## Ingestion to Azure Cache for Redis

### Set environment variables

In [None]:
import os
from dotenv import load_dotenv

load_dotenv()

pg_host  = os.getenv("POSTGRESQL_HOST")
if pg_host is None or pg_host == "":
    print("POSTGRESQL_HOST environment variable not set.")
    exit()

pg_user  = os.getenv("POSTGRESQL_USERNAME")
if pg_user is None or pg_user == "":
    print("POSTGRESQL_USERNAME environment variable not set.")
    exit()

pg_password  = os.getenv("POSTGRESQL_PASSWORD")
if pg_password is None or pg_password == "":
    print("POSTGRESQL_PASSWORD environment variable not set.")
    exit()

db_name  = os.getenv("POSTGRESQL_DATABASE")
if db_name is None or db_name == "":
    print("POSTGRESQL_DATABASE environment variable not set.")
    exit()

text_table_name = 'text_sample'
doc_table_name = 'doc_sample'
image_table_name = 'image_sample'

postgresql_params = {
    "host": pg_host,
    "port": "5432", 
    "dbname": db_name,
    "user": pg_user,
    "password": pg_password
}

#### Create table

In [None]:
import psycopg2 

connection = psycopg2.connect(**postgresql_params)
print("Connection established.")

## Create text_sample table
table_schema_data = """
    id smallint PRIMARY KEY,
    title text,
    content text,
    category text,
    title_vector VECTOR(1536),
    content_vector VECTOR(1536)
 """

cursor = connection.cursor()
cursor.execute(f"DROP TABLE IF  EXISTS {text_table_name} ")
cursor.execute(f"CREATE TABLE IF NOT EXISTS {text_table_name} ({table_schema_data});")
connection.commit()
print("Table text_sample created.")
cursor.close()

## Create doc_sample table
table_schema_data = """
    id smallint PRIMARY KEY,
    chunk_content text,
    chunk_content_vector VECTOR(1536)
 """

cursor = connection.cursor()
cursor.execute(f"DROP TABLE IF  EXISTS {doc_table_name} ")
cursor.execute(f"CREATE TABLE IF NOT EXISTS {doc_table_name} ({table_schema_data});")
connection.commit()
print("Table text_sample created.")
cursor.close()

## Create doc_sample table
table_schema_data = """
    id smallint PRIMARY KEY,
    image text,
    image_vector VECTOR(1024)
 """

cursor = connection.cursor()
cursor.execute(f"DROP TABLE IF  EXISTS {image_table_name} ")
cursor.execute(f"CREATE TABLE IF NOT EXISTS {image_table_name} ({table_schema_data});")
connection.commit()
print("Table text_sample created.")
cursor.close()

connection.close()

#### Ingest text sample with embeddings

In [None]:
import pandas as pd

text_df = pd.read_json('../data/text/product_docs_embeddings.json')

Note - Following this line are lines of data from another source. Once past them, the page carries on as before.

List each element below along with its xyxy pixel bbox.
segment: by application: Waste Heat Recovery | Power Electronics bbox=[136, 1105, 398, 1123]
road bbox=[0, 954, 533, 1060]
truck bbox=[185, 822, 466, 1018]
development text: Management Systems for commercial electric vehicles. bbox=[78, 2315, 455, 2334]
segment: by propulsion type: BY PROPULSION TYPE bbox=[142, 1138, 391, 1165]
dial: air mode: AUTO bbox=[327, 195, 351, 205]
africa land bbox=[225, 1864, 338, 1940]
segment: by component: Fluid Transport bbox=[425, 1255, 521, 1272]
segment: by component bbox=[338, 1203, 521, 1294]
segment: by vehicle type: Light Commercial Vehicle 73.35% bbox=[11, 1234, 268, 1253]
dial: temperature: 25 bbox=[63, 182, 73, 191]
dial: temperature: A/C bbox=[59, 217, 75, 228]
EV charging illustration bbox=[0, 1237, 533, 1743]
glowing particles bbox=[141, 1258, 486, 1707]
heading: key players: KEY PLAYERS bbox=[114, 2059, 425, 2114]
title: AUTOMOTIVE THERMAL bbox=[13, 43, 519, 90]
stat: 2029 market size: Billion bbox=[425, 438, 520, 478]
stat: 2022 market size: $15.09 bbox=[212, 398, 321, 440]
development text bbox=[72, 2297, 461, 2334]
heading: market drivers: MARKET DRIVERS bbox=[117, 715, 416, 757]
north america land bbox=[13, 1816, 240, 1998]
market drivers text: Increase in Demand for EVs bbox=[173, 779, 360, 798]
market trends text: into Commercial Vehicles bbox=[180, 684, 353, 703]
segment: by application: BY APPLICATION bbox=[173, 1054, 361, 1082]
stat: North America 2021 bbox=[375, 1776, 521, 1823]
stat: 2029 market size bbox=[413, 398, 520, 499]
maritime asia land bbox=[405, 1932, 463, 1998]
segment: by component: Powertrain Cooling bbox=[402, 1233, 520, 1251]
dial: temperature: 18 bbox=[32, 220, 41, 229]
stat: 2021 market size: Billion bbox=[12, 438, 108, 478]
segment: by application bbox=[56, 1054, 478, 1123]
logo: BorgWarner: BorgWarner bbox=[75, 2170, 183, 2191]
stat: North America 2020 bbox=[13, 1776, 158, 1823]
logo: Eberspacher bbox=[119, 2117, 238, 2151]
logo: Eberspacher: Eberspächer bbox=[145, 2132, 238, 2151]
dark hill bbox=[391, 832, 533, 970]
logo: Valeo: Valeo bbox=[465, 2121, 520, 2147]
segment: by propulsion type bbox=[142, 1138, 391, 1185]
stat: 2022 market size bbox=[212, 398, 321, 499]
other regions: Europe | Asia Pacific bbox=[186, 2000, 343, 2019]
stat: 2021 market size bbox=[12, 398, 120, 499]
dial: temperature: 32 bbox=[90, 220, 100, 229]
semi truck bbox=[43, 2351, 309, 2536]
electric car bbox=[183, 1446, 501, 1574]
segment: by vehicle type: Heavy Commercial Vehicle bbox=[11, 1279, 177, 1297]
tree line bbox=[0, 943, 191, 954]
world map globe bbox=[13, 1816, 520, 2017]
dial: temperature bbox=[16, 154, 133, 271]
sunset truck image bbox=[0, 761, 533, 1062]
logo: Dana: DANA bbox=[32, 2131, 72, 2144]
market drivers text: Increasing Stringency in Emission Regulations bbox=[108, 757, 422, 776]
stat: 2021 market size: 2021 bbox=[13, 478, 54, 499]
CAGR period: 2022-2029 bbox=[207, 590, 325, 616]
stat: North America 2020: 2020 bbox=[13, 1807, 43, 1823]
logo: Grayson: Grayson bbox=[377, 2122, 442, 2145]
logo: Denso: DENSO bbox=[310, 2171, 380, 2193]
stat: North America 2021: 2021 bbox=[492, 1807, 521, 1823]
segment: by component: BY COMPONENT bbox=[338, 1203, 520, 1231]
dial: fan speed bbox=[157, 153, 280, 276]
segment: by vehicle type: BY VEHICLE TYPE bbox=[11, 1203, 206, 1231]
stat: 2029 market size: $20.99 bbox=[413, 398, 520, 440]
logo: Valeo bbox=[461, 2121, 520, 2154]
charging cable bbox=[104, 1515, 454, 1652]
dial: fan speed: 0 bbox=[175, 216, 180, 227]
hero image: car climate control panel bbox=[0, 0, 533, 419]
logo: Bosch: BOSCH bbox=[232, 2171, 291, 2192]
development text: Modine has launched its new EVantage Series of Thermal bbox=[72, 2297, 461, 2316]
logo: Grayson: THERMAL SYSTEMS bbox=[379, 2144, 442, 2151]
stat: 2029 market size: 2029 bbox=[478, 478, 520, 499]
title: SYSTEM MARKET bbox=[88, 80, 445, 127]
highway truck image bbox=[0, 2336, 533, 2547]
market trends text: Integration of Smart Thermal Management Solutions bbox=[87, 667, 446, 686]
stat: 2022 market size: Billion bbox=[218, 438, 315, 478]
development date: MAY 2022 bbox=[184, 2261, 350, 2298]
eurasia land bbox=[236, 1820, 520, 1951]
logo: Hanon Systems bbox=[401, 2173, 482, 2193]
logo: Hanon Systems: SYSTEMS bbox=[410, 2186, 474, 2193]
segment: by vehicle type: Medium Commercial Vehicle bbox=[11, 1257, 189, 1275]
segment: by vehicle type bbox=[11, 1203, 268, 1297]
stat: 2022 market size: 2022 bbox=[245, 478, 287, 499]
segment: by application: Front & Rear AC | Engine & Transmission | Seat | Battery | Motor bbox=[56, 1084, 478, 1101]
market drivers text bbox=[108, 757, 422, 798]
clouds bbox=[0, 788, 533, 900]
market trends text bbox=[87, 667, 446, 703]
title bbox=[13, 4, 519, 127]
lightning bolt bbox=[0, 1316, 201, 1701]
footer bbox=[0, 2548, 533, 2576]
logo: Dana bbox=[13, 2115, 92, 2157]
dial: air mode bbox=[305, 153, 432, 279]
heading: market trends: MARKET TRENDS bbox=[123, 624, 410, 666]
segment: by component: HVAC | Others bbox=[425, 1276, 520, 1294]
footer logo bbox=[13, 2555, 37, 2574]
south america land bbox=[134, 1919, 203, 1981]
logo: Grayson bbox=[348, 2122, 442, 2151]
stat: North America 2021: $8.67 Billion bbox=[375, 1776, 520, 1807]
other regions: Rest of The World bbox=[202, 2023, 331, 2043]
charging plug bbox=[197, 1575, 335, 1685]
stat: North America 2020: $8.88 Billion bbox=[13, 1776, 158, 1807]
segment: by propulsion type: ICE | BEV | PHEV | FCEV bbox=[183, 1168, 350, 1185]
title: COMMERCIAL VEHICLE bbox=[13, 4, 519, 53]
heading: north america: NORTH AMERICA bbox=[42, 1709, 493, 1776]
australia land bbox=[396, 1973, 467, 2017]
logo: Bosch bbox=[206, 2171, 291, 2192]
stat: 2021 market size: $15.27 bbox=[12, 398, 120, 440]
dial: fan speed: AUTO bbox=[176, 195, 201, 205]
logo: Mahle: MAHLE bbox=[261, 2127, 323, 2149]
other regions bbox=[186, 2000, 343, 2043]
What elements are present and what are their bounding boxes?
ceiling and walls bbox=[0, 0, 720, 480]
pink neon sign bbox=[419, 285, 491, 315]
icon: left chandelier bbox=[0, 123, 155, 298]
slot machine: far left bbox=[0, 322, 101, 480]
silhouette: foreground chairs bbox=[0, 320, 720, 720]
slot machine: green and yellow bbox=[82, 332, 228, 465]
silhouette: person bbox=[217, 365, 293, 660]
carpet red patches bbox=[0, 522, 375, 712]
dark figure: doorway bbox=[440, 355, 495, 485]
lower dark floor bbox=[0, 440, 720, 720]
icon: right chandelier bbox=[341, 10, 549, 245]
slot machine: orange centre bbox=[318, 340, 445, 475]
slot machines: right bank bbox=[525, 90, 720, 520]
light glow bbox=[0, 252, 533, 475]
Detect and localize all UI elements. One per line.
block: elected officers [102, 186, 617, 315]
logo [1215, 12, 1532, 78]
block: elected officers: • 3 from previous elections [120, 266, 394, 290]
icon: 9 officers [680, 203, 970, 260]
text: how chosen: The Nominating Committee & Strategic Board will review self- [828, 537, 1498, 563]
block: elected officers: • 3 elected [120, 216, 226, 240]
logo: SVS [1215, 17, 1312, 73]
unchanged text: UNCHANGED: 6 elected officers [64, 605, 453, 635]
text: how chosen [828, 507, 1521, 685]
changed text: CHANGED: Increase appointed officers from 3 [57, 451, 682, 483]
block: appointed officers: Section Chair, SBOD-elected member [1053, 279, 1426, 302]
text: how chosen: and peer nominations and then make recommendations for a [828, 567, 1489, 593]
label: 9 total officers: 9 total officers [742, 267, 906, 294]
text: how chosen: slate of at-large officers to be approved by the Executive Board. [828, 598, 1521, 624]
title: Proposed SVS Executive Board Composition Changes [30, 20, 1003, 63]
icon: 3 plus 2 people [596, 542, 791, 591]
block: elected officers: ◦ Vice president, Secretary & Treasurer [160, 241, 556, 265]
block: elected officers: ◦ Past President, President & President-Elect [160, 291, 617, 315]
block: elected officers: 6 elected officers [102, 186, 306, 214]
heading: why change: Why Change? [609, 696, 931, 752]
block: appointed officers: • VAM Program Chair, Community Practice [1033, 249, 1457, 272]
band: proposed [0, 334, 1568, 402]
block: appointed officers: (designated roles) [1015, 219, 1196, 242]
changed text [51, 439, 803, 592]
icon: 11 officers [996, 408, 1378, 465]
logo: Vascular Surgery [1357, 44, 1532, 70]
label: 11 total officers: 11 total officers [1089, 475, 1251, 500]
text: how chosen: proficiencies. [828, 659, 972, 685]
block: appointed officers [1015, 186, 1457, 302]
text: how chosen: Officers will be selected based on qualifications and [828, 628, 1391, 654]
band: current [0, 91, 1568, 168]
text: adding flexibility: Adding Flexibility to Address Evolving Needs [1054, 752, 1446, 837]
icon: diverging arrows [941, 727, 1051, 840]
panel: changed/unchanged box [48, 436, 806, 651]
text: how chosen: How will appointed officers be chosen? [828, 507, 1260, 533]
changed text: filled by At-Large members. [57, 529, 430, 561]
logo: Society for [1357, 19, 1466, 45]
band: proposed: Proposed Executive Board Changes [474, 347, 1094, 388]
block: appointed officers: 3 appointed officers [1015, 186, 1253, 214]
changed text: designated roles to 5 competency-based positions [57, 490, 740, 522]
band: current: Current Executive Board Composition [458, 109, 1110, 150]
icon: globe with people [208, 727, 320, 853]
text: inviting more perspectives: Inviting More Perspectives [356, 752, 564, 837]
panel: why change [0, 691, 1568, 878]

connection = psycopg2.connect(**postgresql_params)
print("Connection established.")

insert_sql = f"INSERT INTO {text_table_name}(id, title, content, category, title_vector, content_vector) VALUES(%s, %s, %s, %s, %s, %s)"

records = text_df.values.tolist()
cursor = connection.cursor()
cursor.executemany(insert_sql, records)

connection.commit()
print("Text sample ingested.")

cursor.close()
connection.close()

#### Ingest doc sample with embeddings

In [None]:
doc_df = pd.read_json('../data/docs/employee_handbook_embeddings.json')

connection = psycopg2.connect(**postgresql_params)
print("Connection established.")

insert_sql = f"INSERT INTO {doc_table_name}(id, chunk_content, chunk_content_vector) VALUES(%s, %s, %s)"

records = doc_df.values.tolist()
cursor = connection.cursor()
cursor.executemany(insert_sql, records)

connection.commit()
print("Doc sample ingested.")

cursor.close()
connection.close()

#### Ingest image sample with embeddings

In [None]:
image_df = pd.read_json('../data/images/images_embeddings.json')

connection = psycopg2.connect(**postgresql_params)
print("Connection established.")

insert_sql = f"INSERT INTO {image_table_name}(id, image, image_vector) VALUES(%s, %s, %s)"

records = image_df.values.tolist()
cursor = connection.cursor()
cursor.executemany(insert_sql, records)

connection.commit()
print("Image sample ingested.")

cursor.close()
connection.close()